F-15 Strike Eagle II reverse engineering project seeks DOS testers
Original: DOS Game "F-15 Strike Eagle II" reversing project needs DOS test pilots
Why This Matters
Demonstrates community-driven preservation and reverse engineering of legacy software, advancing game preservation techniques.
A reverse engineering project recreating the 1989 DOS game F-15 Strike Eagle II from its original binaries has reached version 0.9.1 and is now open for community testing. The project has reconstructed all C code, data structures, and assembly routines, and requires test pilots to identify bugs before full release.

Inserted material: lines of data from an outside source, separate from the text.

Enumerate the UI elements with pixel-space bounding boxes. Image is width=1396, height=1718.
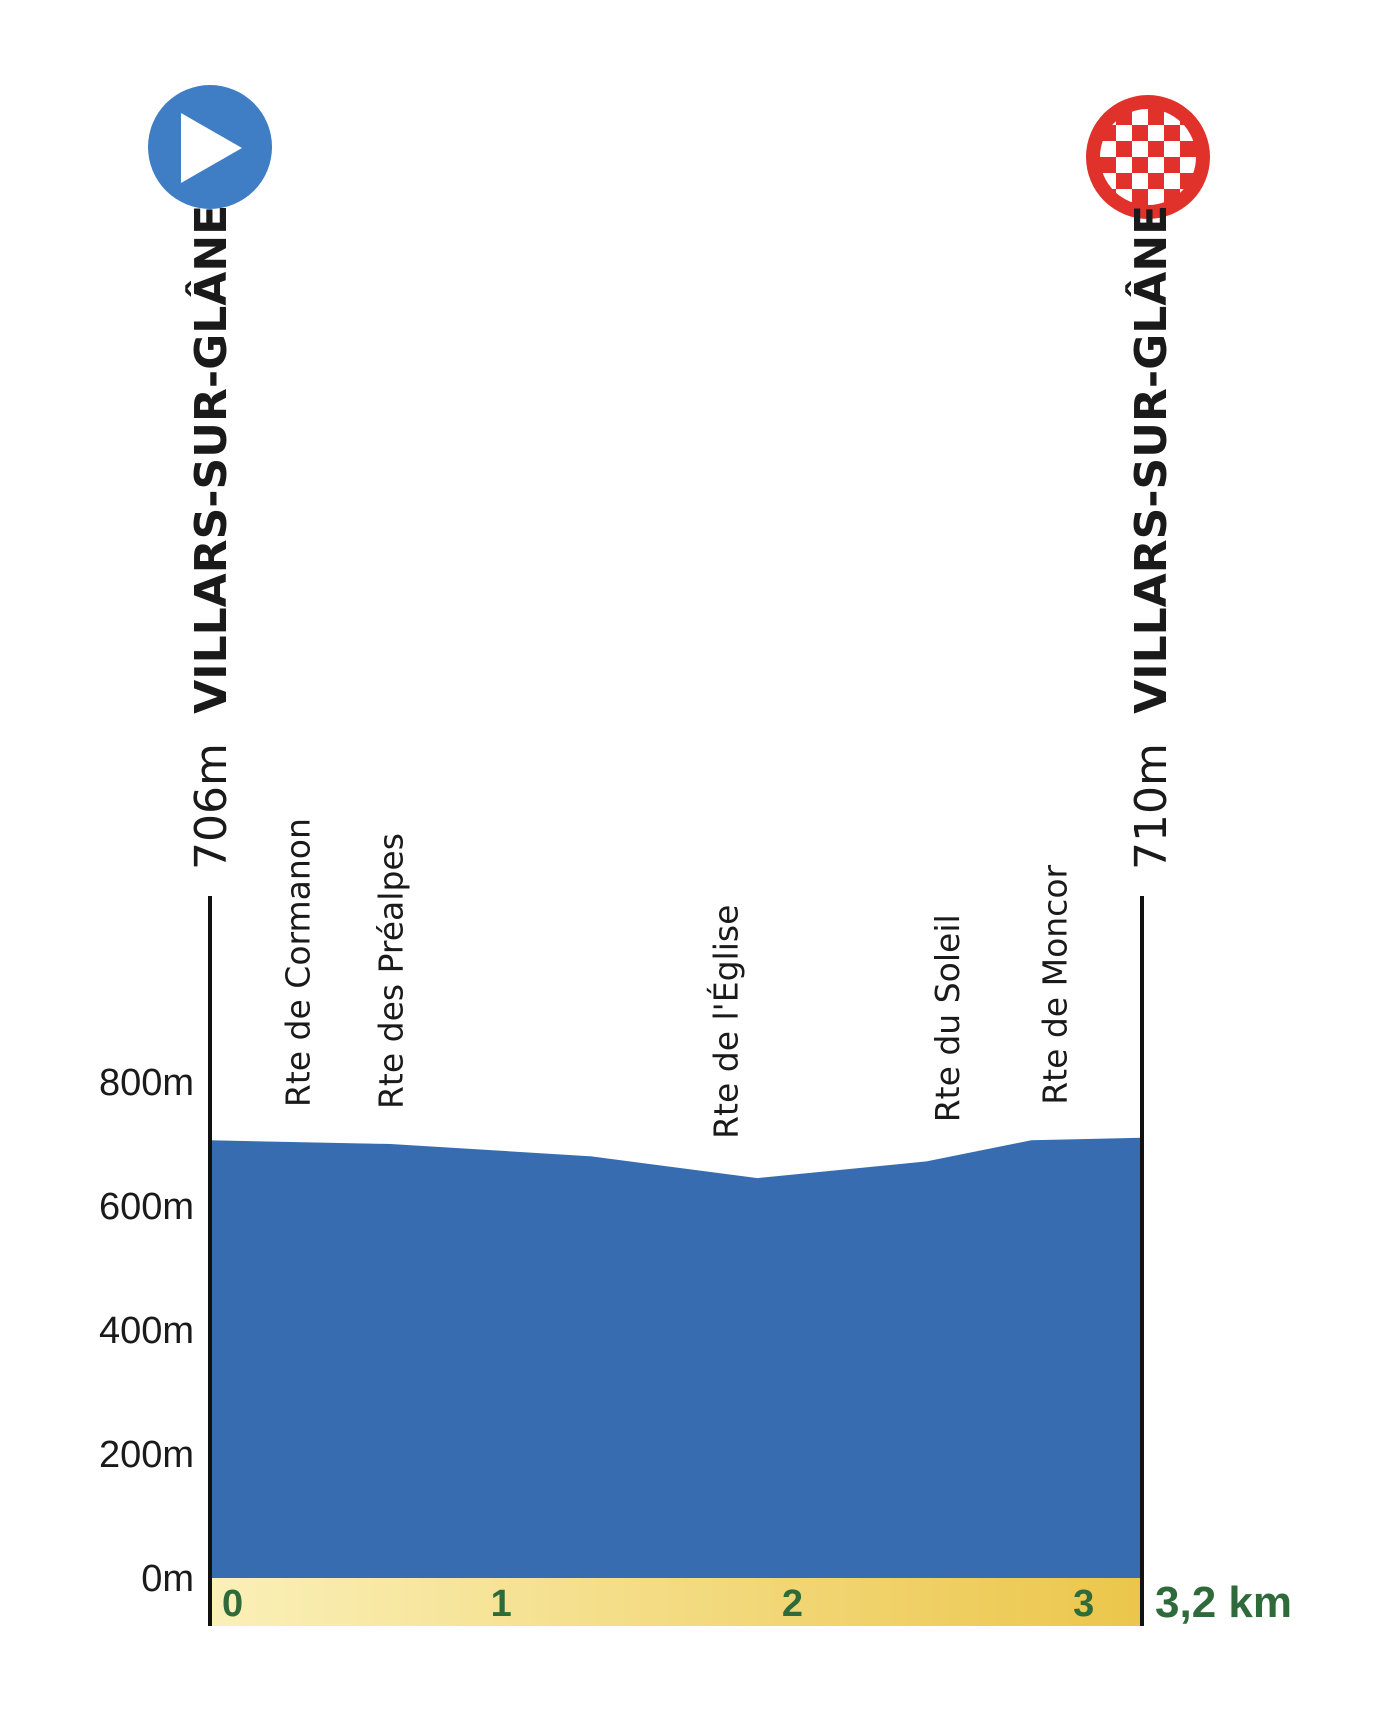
checker-square bbox=[1148, 189, 1164, 205]
finish-checkered-flag-icon bbox=[1086, 95, 1210, 219]
y-tick-label: 0m bbox=[141, 1558, 194, 1600]
finish-name: VILLARS-SUR-GLÂNE bbox=[1124, 205, 1177, 714]
y-tick-label: 800m bbox=[99, 1062, 194, 1104]
waypoint-label: Rte des Préalpes bbox=[372, 833, 411, 1109]
x-tick-label: 1 bbox=[491, 1583, 512, 1625]
checker-square bbox=[1132, 173, 1148, 189]
waypoint-label: Rte du Soleil bbox=[928, 914, 967, 1122]
x-tick-label: 3 bbox=[1073, 1583, 1094, 1625]
start-name: VILLARS-SUR-GLÂNE bbox=[184, 205, 237, 714]
checker-square bbox=[1148, 125, 1164, 141]
checker-square bbox=[1132, 109, 1148, 125]
km-distance-bar bbox=[210, 1578, 1142, 1626]
start-location-label: 706m VILLARS-SUR-GLÂNE bbox=[184, 205, 237, 870]
checker-square bbox=[1116, 157, 1132, 173]
y-tick-label: 600m bbox=[99, 1186, 194, 1228]
y-tick-label: 400m bbox=[99, 1310, 194, 1352]
checker-square bbox=[1164, 173, 1180, 189]
checker-square bbox=[1116, 125, 1132, 141]
checker-square bbox=[1148, 157, 1164, 173]
waypoint-label: Rte de l'Église bbox=[706, 905, 746, 1139]
waypoint-label: Rte de Moncor bbox=[1036, 864, 1075, 1104]
y-tick-label: 200m bbox=[99, 1434, 194, 1476]
start-play-icon bbox=[148, 85, 272, 209]
checker-square bbox=[1132, 141, 1148, 157]
total-distance-label: 3,2 km bbox=[1155, 1578, 1292, 1627]
x-tick-label: 0 bbox=[222, 1583, 243, 1625]
checker-square bbox=[1180, 157, 1196, 173]
checker-square bbox=[1164, 141, 1180, 157]
finish-location-label: 710m VILLARS-SUR-GLÂNE bbox=[1124, 205, 1177, 870]
checker-square bbox=[1100, 141, 1116, 157]
finish-elevation: 710m bbox=[1126, 743, 1177, 870]
start-elevation: 706m bbox=[186, 743, 237, 870]
x-tick-label: 2 bbox=[782, 1583, 803, 1625]
elevation-profile-area bbox=[210, 1137, 1142, 1578]
waypoint-label: Rte de Cormanon bbox=[278, 818, 317, 1107]
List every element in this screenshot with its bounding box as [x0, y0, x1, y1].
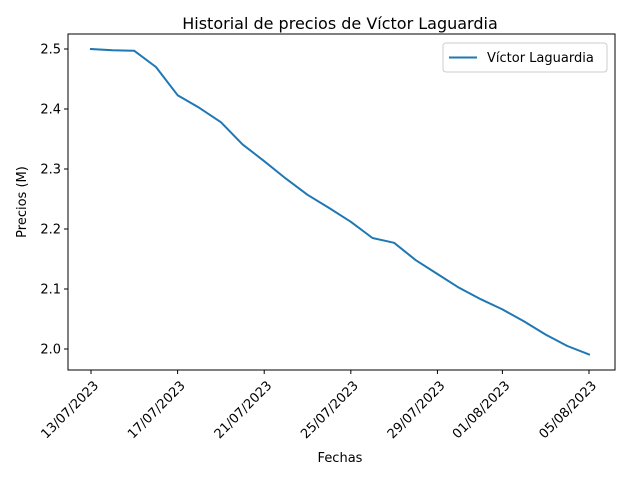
- y-tick-label: 2.2: [40, 223, 61, 238]
- y-tick-label: 2.1: [40, 283, 61, 298]
- y-axis-title: Precios (M): [15, 166, 30, 238]
- legend: Víctor Laguardia: [442, 42, 608, 73]
- plot-area: [67, 33, 616, 371]
- y-tick-label: 2.3: [40, 163, 61, 178]
- y-tick-label: 2.4: [40, 103, 61, 118]
- series-line: [89, 47, 591, 356]
- x-axis-title: Fechas: [318, 451, 363, 466]
- legend-box: [442, 42, 608, 73]
- axes-frame: [67, 33, 616, 371]
- y-tick-label: 2.5: [40, 43, 61, 58]
- y-tick-label: 2.0: [40, 343, 61, 358]
- series-layer: [89, 47, 591, 356]
- chart-title: Historial de precios de Víctor Laguardia: [182, 14, 498, 33]
- y-axis: 2.0 2.1 2.2 2.3 2.4 2.5: [40, 43, 68, 358]
- legend-label: Víctor Laguardia: [487, 51, 594, 66]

The F-15 Strike Eagle II reverse engineering project has achieved significant progress in reconstructing the classic 1989 DOS flight simulator game. The effort involves reverse engineering the original binary executables and rewriting them as C source code. As of the announcement, all three game executables have been fully reconstructed in C, with data migrated from assembly and meaningful names assigned to routines and structures. The project maintainer reports that progress has accelerated dramatically, with expectations shifting from years of labor to near-completion. Version 0.9.1 is now available for testing and is compatible with the original game's 451.03 version including the Desert Storm expansion pack. Users can install the reconstructed executables by replacing the original files in the game folder. The current build assumes MCGA/VGA display output with no sound or joystick support, and skips the setup screen. The project explicitly notes this is a bug-for-bug reconstruction, meaning issues present in the original game are intentionally preserved. The developers are seeking reports on crashes, graphical glitches, input malfunctions, and other anomalies, with instructions to verify issues against the original game before reporting.